November Newsletter

What better time of year to talk about simplifying your life than the holidays - a time of year notorious for stress levels to reach (and exceed!) their limits!  I will discuss simple steps to get your holiday checklists in order.  And don’t miss the interview with Ellen Coleman, a renowned hypnotherapist.  We discuss the subconscious reasons that lead to disorganization and clutter.  

Simply yours,



Tips to Simplify Your Holiday Shopping

Let’s start with the end in mind.  What is the reason to give a gift?  To show someone you care for them.  Period.  It’s a way to transform an intangible - your feelings - into a tangible expression.  Here are a few of my guidelines to be sure that my gifts align with my ultimate purpose of showing someone I care:

  1. Set your budget (because it is not about the quantity of money you spend, but the quality of the gift).
  2. Make a list of who in your life will receive a gift from you.
  3. Brainstorm ideas for each person BEFORE  you go to any stores!
  4. Consider experiential gifts.  For instance, for my family I like to pay for all of us to go to a play together or take everyone to dinner.  As a bonus, it only takes me a few minutes to order tickets and I have half of my list done!  My fiance and I love to travel so often times it’s agreeing that we will go on a short trip together.
  5. Now if you choose to not go the experiential route and buy actual gifts, always keep the genuine interests of the person in mind.  
  6. Now time to wrap it up!  It’s time to have a serious conversation about wrapping paper.  Working with clients, I have seen enough wrapping paper to wrap a small country!  I seriously recommend buying a standard wrapping paper you use for everything.  Personally, I buy a big roll of butcher paper.  It is cheap, much more environmentally friendly, and I can customize each gift with beautiful ribbons.  You can even create a custom look so everyone always knows that the gift is from you (think of the Tiffany’s blue box with the white ribbon).  

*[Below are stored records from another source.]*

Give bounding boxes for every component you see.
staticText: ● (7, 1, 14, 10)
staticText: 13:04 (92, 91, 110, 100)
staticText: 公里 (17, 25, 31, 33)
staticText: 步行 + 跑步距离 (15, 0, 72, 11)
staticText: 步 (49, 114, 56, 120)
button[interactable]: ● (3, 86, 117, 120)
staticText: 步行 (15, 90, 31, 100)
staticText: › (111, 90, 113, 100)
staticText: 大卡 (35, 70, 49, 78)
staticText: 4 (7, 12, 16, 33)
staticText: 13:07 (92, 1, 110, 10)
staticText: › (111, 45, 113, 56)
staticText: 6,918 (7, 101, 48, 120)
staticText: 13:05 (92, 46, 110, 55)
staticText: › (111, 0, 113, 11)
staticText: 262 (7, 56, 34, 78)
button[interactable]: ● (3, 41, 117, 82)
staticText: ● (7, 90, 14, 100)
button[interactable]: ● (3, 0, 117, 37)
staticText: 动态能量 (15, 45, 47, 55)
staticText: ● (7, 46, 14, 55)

Interview with Ellen Coleman
While I work on organizing the outer lives of clients, it’s impossible to neglect the inner reasons that lead so many people down the path of disorganization and clutter.  Our outer lives are the external manifestations of our internal thoughts and feelings.  To find out more about how our thoughts and feelings can effect our lives, I went to an expert!  I had the honor of speaking with Ellen R. Coleman, a former university professor and a certified clinical hypnotherapist. She currently is in private practice at Mindworks Hypnotherapy in West Los Angeles, CA

AH: As a hypnotherapist what are some of the psychological reasons that prevent people from getting rid of clutter?  

EC: Many people who tend to get overwhelmed with clutter are people who typically lack good organizational and time management skills.  Others who clutter are struggling to deal with aspects of their life that are out of control.  And while cluttering can actually add to the disorganization and lack of control, it often feels as if they are gaining a sense of control by alleviating internal anxiety about unresolved issues they are hiding, from others and themselves as well. By cluttering, they are “getting things  out in the open”.  Subconsciously, they express symbolically in their external behavior what they are unable to deal with internally, and this may alleviate some anxiety.  But in the long run, without resolving the issues, as clutter builds up and creates problems in their relationships (e.g. by angering a spouse), their activities (e.g. having no room to exercise or entertain) and their self-image( e.g. feeling messy, being a slob), the effort to feel less anxious has exactly the opposite effect.   

There are other very different reasons for pack rat behavior.  Collecting stuff can be a way of attempting to gain security by bringing back and vivifying memories from periods of the past that were going much better than the present.  Feeling vulnerable and insecure, such people surround themselves with things that have positive associations with better times. And they keep collecting such objects in an effort to alleviate the current emotional pain that, unresolved, grows stronger and more stressful. 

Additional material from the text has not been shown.